Jane refuses to be in the committee without Paul

therefore BCE is not possible buddy.

Preet

selango wrote:A committee of three students has to be formed. There are five candidates: Jane, Joan, Paul, Stuart, and Jessica. If Paul and Stuart refuse to be in the committee together and Jane refuses to be in the committee without Paul, how many committees are possible?

jane=ja
joan=jo
paul=p
stuart=s
jessica=je
ja cant be with s
if p there then only ja will be there
now let select person on which there is no condition p,je will have to be 2 person,now e need to select third
p,je,ja
p,je,s
je,s,jo
p,jo,je

singhpreet1 wrote:

kvcpk wrote:

singhpreet1 wrote:

selango wrote:A committee of three students has to be formed. There are five candidates: Jane, Joan, Paul, Stuart, and Jessica. If Paul and Stuart refuse to be in the committee together and Jane refuses to be in the committee without Paul, how many committees are possible?
A. 3
B. 4
C. 5
D. 6
E. 8

OA later

for the sake of convenience lets name Jane=A, Joan=B, Paul= C, Stuart =D and Jessica= E

Combination possible are:

ABC, ACE, BDE, DEB. therefore 4 combinations. B

i hope i dint miss any.

Preet

You missed BCE. Answer should be 5

Jane refuses to be in the committee without Paul

therefore BCE is not possible buddy.

Preet

Jane refuses to be in the committee without Paul
BUT
Paul doesnot refuse to be in the committee without Jane Buddy!!

Preet,

BDE and DEB are same option.

selango wrote:Preet,

BDE and DEB are same option.

yes! what is the OA?

P and S can never be together. If there is no P, then there is no Jane.

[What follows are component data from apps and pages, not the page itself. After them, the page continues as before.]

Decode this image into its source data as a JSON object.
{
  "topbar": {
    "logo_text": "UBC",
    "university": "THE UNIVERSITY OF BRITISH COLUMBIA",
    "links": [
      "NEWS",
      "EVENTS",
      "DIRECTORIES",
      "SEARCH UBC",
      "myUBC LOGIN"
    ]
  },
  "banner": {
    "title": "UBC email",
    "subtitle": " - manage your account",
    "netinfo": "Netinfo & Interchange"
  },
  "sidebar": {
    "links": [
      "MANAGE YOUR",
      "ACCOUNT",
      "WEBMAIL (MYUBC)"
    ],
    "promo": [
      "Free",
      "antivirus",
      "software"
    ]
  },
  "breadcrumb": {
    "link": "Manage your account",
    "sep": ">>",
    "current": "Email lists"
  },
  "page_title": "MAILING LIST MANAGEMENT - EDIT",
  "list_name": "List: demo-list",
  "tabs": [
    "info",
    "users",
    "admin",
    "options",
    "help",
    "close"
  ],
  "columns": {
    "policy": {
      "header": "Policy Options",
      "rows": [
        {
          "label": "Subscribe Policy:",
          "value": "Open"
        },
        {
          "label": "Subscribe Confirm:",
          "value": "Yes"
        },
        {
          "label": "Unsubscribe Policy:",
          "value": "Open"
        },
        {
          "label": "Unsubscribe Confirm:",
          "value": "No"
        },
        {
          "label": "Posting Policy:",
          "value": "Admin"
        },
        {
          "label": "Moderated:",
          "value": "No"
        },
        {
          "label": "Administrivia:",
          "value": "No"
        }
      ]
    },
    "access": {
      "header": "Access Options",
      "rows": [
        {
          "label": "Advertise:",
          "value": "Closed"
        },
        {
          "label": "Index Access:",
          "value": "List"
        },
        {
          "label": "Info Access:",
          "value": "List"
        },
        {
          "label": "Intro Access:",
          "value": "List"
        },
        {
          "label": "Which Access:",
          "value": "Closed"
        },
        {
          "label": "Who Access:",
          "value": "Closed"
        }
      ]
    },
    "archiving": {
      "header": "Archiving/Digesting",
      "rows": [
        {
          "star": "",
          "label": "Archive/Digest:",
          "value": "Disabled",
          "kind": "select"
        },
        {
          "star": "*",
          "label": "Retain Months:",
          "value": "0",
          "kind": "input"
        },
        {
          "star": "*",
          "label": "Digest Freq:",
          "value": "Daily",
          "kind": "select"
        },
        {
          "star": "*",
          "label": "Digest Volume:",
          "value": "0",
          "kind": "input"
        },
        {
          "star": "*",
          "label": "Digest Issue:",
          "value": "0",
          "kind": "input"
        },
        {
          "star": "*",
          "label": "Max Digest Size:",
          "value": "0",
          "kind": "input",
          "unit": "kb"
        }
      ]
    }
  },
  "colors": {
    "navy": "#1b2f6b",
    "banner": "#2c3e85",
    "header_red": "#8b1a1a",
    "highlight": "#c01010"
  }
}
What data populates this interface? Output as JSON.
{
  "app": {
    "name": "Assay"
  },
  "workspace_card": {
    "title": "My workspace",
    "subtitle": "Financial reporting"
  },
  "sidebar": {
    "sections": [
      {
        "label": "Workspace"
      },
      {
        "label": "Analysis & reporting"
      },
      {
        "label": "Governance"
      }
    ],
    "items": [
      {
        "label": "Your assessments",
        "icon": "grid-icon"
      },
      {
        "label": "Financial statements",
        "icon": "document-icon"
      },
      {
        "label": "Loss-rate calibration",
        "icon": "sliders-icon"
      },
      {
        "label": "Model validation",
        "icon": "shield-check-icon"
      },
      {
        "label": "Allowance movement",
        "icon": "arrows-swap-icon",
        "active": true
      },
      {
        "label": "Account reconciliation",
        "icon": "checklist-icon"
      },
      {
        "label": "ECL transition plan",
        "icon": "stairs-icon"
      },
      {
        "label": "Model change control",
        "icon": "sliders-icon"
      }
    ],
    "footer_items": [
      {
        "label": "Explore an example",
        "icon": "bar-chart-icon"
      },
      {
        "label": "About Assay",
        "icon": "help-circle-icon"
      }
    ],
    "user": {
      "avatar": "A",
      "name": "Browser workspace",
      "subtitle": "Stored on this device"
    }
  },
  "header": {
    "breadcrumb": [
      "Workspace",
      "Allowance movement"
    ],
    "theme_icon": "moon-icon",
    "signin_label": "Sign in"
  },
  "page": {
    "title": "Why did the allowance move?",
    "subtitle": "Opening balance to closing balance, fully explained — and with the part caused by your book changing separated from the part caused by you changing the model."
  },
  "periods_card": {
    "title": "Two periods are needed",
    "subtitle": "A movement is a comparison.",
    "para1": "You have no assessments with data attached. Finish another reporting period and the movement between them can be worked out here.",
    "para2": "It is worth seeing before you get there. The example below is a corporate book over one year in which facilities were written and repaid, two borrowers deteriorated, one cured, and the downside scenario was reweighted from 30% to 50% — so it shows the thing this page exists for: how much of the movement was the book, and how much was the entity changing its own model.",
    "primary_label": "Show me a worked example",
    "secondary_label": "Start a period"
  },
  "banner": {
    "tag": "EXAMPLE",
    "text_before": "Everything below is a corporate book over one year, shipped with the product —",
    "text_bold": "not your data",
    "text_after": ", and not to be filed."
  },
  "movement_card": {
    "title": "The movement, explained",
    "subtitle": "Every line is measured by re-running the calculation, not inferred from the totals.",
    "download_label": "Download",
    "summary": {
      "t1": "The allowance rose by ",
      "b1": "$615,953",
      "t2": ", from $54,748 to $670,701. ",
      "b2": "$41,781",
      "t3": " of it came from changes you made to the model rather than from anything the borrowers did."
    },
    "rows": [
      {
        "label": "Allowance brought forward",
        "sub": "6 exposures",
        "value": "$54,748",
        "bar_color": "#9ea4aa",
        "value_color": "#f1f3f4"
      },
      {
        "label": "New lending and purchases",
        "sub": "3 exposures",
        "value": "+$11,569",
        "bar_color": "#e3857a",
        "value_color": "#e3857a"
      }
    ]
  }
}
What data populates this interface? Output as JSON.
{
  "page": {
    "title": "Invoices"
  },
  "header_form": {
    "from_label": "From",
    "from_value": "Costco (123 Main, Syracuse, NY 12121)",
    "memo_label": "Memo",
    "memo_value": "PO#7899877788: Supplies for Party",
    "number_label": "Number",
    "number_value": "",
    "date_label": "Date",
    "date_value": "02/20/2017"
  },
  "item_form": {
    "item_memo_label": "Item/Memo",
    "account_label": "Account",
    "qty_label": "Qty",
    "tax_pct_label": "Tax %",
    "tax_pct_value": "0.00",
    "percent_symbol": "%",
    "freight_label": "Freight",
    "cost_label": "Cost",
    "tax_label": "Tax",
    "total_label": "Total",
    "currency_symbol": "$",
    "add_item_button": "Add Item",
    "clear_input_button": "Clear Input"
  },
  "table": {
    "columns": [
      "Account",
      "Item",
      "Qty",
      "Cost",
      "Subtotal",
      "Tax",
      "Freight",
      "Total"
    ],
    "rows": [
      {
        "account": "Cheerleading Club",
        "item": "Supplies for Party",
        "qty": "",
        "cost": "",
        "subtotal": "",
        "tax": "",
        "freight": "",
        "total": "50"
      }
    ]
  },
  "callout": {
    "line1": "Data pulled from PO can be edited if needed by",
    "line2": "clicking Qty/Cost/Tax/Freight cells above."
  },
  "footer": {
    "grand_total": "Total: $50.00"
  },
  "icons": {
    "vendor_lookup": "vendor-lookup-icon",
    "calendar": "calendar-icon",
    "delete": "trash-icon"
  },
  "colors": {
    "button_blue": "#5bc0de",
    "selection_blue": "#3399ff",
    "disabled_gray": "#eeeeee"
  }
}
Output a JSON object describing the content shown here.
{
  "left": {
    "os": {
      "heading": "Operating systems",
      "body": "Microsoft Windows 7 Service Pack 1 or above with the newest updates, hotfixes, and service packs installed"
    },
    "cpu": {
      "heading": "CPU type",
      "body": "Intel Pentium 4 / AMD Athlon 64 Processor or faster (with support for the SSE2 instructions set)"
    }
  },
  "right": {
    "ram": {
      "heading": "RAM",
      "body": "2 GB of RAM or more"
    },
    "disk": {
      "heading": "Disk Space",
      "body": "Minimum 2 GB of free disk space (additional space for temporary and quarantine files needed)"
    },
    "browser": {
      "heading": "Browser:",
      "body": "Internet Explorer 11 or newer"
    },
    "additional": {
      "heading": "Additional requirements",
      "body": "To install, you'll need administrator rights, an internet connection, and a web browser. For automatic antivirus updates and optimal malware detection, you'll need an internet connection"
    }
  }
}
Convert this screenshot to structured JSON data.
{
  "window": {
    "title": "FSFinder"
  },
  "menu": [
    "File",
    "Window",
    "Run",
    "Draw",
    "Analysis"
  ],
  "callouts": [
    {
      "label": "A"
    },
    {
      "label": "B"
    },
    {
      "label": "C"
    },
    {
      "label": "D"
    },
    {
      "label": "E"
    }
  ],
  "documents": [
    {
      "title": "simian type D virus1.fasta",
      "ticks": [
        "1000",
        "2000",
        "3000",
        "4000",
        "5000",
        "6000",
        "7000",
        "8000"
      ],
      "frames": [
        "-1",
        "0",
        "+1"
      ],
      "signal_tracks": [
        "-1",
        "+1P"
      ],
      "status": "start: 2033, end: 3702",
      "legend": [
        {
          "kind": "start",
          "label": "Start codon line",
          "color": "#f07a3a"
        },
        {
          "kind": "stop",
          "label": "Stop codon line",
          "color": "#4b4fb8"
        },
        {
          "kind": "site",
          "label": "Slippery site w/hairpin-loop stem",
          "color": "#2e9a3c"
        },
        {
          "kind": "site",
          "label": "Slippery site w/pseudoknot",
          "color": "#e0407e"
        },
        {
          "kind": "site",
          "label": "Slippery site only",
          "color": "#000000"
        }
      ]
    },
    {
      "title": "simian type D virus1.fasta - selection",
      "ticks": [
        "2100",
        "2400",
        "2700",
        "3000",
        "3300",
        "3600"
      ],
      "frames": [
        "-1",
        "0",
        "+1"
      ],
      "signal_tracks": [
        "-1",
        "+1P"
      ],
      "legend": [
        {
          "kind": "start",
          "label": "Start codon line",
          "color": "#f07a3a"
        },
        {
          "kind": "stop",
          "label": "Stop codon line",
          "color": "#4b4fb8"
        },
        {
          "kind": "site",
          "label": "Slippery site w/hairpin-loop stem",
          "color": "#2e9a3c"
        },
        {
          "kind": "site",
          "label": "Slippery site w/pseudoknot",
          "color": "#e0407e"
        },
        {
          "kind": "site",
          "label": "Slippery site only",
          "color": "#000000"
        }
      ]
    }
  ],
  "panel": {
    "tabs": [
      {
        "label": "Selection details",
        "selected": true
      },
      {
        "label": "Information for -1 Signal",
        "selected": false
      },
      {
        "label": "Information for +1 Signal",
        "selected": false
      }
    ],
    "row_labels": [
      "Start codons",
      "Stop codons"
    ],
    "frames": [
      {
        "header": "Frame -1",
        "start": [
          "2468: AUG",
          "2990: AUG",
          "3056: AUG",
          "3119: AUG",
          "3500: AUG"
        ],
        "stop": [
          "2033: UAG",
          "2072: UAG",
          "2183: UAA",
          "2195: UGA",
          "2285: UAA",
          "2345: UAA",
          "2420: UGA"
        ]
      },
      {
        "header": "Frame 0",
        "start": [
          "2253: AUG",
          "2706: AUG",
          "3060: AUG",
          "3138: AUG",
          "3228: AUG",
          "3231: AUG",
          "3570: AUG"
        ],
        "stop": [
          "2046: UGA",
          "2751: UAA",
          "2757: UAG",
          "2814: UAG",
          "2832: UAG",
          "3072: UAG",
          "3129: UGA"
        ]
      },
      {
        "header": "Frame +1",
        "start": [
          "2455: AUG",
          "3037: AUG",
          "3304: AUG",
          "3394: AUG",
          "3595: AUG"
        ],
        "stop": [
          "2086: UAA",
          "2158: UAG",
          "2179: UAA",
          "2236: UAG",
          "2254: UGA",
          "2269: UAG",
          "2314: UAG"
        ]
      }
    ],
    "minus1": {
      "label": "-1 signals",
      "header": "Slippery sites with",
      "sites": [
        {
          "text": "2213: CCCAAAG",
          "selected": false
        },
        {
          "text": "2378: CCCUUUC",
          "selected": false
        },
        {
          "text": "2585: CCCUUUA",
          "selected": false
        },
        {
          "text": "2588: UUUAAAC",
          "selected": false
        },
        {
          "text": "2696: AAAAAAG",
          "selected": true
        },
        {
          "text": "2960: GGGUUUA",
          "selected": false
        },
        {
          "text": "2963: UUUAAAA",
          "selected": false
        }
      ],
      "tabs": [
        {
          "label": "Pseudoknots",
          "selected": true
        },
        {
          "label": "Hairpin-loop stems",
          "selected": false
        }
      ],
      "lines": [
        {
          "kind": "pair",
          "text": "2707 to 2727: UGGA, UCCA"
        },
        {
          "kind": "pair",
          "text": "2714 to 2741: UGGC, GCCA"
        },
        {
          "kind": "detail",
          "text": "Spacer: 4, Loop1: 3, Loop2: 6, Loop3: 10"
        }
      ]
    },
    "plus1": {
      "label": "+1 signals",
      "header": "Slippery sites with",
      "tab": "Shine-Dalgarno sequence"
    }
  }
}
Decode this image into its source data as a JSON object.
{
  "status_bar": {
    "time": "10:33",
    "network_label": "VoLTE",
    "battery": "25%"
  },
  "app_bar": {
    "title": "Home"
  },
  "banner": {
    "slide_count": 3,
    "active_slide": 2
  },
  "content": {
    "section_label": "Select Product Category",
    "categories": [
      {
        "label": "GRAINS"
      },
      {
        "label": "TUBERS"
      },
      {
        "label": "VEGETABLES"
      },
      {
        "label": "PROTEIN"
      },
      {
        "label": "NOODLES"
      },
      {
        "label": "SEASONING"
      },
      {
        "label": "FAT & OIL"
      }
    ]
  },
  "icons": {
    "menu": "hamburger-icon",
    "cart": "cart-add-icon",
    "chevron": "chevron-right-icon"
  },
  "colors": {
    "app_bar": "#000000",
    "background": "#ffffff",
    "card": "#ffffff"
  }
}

Thus, if there is Jane, then there is P.

P__ __

Here, we can't have S (because we have P). We can have any two of the three "J"s though. So that's 3 combinations so far.



S__ __

Here, we can't have P (because we have S). Because we don't have P, we also don't have Jane. That leaves only the other two Js. So, this is 1 more combination.

Can we have a committee with neither of P and S (ie, all 3 Js)? No, we can't. The moment we don't have P, we can't have Jane, and that would only leave the 2 other Js, and so we can't make the three-person committee.

Choose B.

selango wrote:A committee of three students has to be formed. There are five candidates: Jane, Joan, Paul, Stuart, and Jessica. If Paul and Stuart refuse to be in the committee together and Jane refuses to be in the committee without Paul, how many committees are possible?
A. 3
B. 4
C. 5
D. 6
E. 8

OA later

A very good question, which tests how imaginative we really are. Let me call the five candidates: Jane, Joan, Paul, Stuart, and Jessica as A, B, C, D, and E respectively, just for simplicity.

Now, a committee with C cannot have D to it, hence the remaining two could be selected from three candidates in 3C2 = 3 ways. Case won't be same if the committee is constructed with D, as it won't have C to it and so A would also walk out. Now, the remaining two could be selected from two candidates in 2C2 = 1 way. Total ways are [spoiler]4, therefore.

B[/spoiler]

sanju09,

wow...u use probability method to solve instead of brute force method :)I expected some probablity method.